14 de Janeiro de 2012
“I democratici che non vedono la differenza tra una critica amichevole e una critica ostile della democrazia sono anch’essi imbevuti di spirito totalitário. Il totalitarismo, naturalmente, non può considerare come amichevole alcuna critica, perché il principio dell’autorità finisce necessariamente col contestare il principio dell’ autorità stessa” – Karl Popper, La società aperta e i suoi nemici. Platone totalitário, Roma, Armando Editore, 1973, vol. I, pp. 265.
Volta o Diário quando os dias começam timidamente a prolongar-se pela tarde. Ainda quando o céu sobe e se espraia azul, as sombras permanecem seguindo-nos, inexoráveis, como as algemas que tardam em libertar-se. Portugal tem sido assim. Temo que assim continue por mais uns longos anos.

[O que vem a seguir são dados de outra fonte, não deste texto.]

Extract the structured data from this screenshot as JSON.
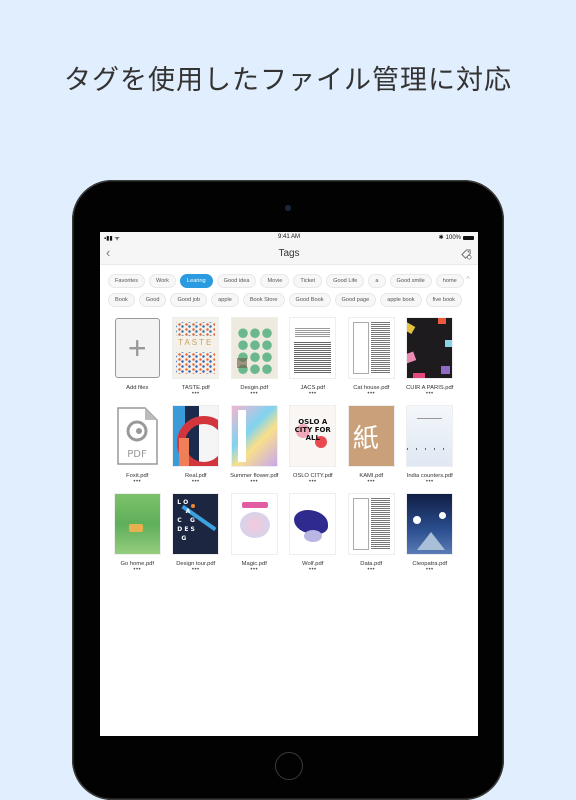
{
  "headline": "タグを使用したファイル管理に対応",
  "statusbar": {
    "time": "9:41 AM",
    "battery": "100%",
    "bluetooth": "✱",
    "signal": "▪▪▮",
    "wifi": "≋"
  },
  "navbar": {
    "back_icon": "‹",
    "title": "Tags",
    "tag_icon": "tag-settings-icon"
  },
  "tags": {
    "row1": [
      "Favorites",
      "Work",
      "Learing",
      "Good idea",
      "Movie",
      "Ticket",
      "Good Life",
      "a",
      "Good smile",
      "home"
    ],
    "row2": [
      "Book",
      "Good",
      "Good job",
      "apple",
      "Book Store",
      "Good Book",
      "Good page",
      "apple book",
      "five book"
    ],
    "active": "Learing",
    "collapse_icon": "^"
  },
  "accent_color": "#2a9be0",
  "more_label": "•••",
  "files": [
    {
      "name": "Add files"
    },
    {
      "name": "TASTE.pdf"
    },
    {
      "name": "Desgin.pdf"
    },
    {
      "name": "JACS.pdf"
    },
    {
      "name": "Cat house.pdf"
    },
    {
      "name": "CUIR A PARIS.pdf"
    },
    {
      "name": "Foxit.pdf"
    },
    {
      "name": "Real.pdf"
    },
    {
      "name": "Summer flower.pdf"
    },
    {
      "name": "OSLO CITY.pdf"
    },
    {
      "name": "KAMI.pdf"
    },
    {
      "name": "India counters.pdf"
    },
    {
      "name": "Go home.pdf"
    },
    {
      "name": "Design tour.pdf"
    },
    {
      "name": "Magic.pdf"
    },
    {
      "name": "Wolf.pdf"
    },
    {
      "name": "Data.pdf"
    },
    {
      "name": "Cleopatra.pdf"
    }
  ],
  "thumb_text": {
    "taste": "TASTE",
    "oslo": "OSLO A CITY FOR ALL",
    "kami": "紙",
    "pdf": "PDF",
    "plus": "+"
  }
}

“As natas”, diz o fulano. Fala “delas” sem que eu o perceba. Alguém a meu lado traduz e diz-me que se refere a pastéis. Pastéis de nata. Não os imaginava no feminino, mas se calhar o homem até tem razão. Se há quem mude de género porque não gosta ou teve azar naquele que lhe saiu em sorte, por que não também os pastéis? Com tanto videirinho e chico-esperto a ocupar a pantalha só faltava entrar um patusco para dar cor e animação ao enredo.
Atropelam-se nas justificações, tropeçam nas suas próprias palavras. Há uma forma totalitária de olhar para os outros nas palavras e nas acções. Ao totalitarismo estatal que a todos se impõe e que é atrofiante da mais ligeira ousadia sucede-lhe agora o totalitarismo dos gangues. O Estado a gente sabe como combater. Os gangues não. E tudo se torna mais difícil quando não se percebe de onde eles chegam. A percepção é a de que saem do nada. Aparecem na lista e pronto.
Não vale a pena olhar para o que está a acontecer focalizando. Neste caso, a focagem retira a visão de conjunto, tende a estriar a atenção entre sulcos paralelos. Convém perceber a forma como tudo se articula e conjuga na aparência do desconhecimento, da casualidade, da conjugação astral. Felizmente que nem todos são tolos.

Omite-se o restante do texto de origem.